On 29th October 2025, the Consorci de Salut i d’Atenció Social de Catalunya announced plans for an innovative sustainability solution for healthcare, aiming to develop a digital platform that supports sustainable practices through a pre-commercial procurement process and an open market consultation in early 2026. On 31st October 2025, Fundación Miguel Servet signalled that the THERESA project would use pre-commercial procurement to develop innovative and sustainable solutions for treating hospital and healthcare wastewater, combining open market consultations with collaborative R&D among several European providers.

Seen alongside these initiatives, the new circular healthcare supply chain project does not stand out for its use of R&D procurement, but for its subject matter. It brings the tools of innovation procurement to the day‑to‑day mechanics of sourcing, stock management and waste handling inside hospitals and health systems.

Implications for category management and data strategy

For category and supply chain managers, this shift raises practical questions. Circular models can blur the line between goods and services, between capital and consumable spend, and between clinical and non‑clinical specifications. Contracts may need to accommodate reuse, refurbishment or take‑back models, even though the notice itself has yet to spell out such mechanisms.

The explicit emphasis on data analytics and AI points towards richer information flows across the chain. Category strategies could come to rely more heavily on near‑real‑time data about demand patterns, lead times, supplier performance and environmental impacts, and on models that help buyers test circular options before they commit to full‑scale roll‑outs.

R&D‑heavy contracts also force procurement teams to think differently about competition and risk. Some of the water management and circular economy projects cited above use multi‑phase approaches in which several suppliers first design solutions, then build prototypes and, finally, validate them in operational settings. If a similar structure is adopted for healthcare supply chains, buyers will face choices about how many suppliers to fund at each stage and how to handle intellectual property for successful tools.

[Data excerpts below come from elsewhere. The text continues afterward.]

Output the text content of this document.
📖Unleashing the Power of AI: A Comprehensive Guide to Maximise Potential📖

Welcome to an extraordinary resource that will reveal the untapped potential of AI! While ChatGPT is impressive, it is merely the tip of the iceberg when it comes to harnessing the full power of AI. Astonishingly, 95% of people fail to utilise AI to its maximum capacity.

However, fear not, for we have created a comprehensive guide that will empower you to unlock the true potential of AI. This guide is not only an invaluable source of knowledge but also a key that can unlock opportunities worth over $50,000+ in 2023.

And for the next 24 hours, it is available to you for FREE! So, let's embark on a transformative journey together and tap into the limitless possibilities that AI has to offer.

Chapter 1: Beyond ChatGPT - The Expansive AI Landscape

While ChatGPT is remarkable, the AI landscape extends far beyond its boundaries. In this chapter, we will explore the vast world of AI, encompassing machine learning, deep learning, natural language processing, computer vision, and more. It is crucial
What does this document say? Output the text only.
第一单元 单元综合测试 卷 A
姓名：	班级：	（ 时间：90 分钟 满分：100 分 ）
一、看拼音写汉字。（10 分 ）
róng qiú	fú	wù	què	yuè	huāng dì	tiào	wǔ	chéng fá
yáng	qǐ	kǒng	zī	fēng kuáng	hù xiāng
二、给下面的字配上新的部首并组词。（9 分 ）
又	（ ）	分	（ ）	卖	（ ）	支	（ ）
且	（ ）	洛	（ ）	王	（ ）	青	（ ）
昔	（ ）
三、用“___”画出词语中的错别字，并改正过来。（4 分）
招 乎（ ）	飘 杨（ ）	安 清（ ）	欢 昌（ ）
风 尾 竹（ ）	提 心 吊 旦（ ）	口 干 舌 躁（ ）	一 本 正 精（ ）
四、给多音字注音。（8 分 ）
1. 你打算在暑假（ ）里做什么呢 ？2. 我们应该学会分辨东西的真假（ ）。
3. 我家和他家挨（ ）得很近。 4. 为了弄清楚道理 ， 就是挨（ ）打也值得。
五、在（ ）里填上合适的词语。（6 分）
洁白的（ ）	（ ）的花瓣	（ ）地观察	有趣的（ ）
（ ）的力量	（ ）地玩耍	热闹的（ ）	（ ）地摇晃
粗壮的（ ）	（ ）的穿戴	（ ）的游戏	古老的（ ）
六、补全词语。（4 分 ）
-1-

With partners ranging from a national health service and regional health authorities to a life science cluster foundation and a private clinic, the circular supply chain project also crosses organisational boundaries. Any solutions that emerge will need to cope with different governance structures, information systems and regulatory environments, raising the bar for interoperability.

What to watch next

As a prior information notice, the December 2025 publication is an early signal rather than a full specification. Key details – including the exact scope of the R&D tasks, the contract structure, the number of phases and how suppliers will be selected – are not yet available in the published description.

Observers will be watching in 2026 to see whether the buyers opt for a formal pre‑commercial procurement structure, how they align any new circular models with existing inventory and finance systems, and how they govern data sharing when AI‑driven analytics are involved across borders.

Whatever shape the eventual tender takes, it sits squarely within a 2025 shift towards using public procurement to test new models for sustainability and resilience. For suppliers and health‑system category managers alike, it signals that the next wave of innovation may focus less on individual products and more on the design of the supply chains that connect them.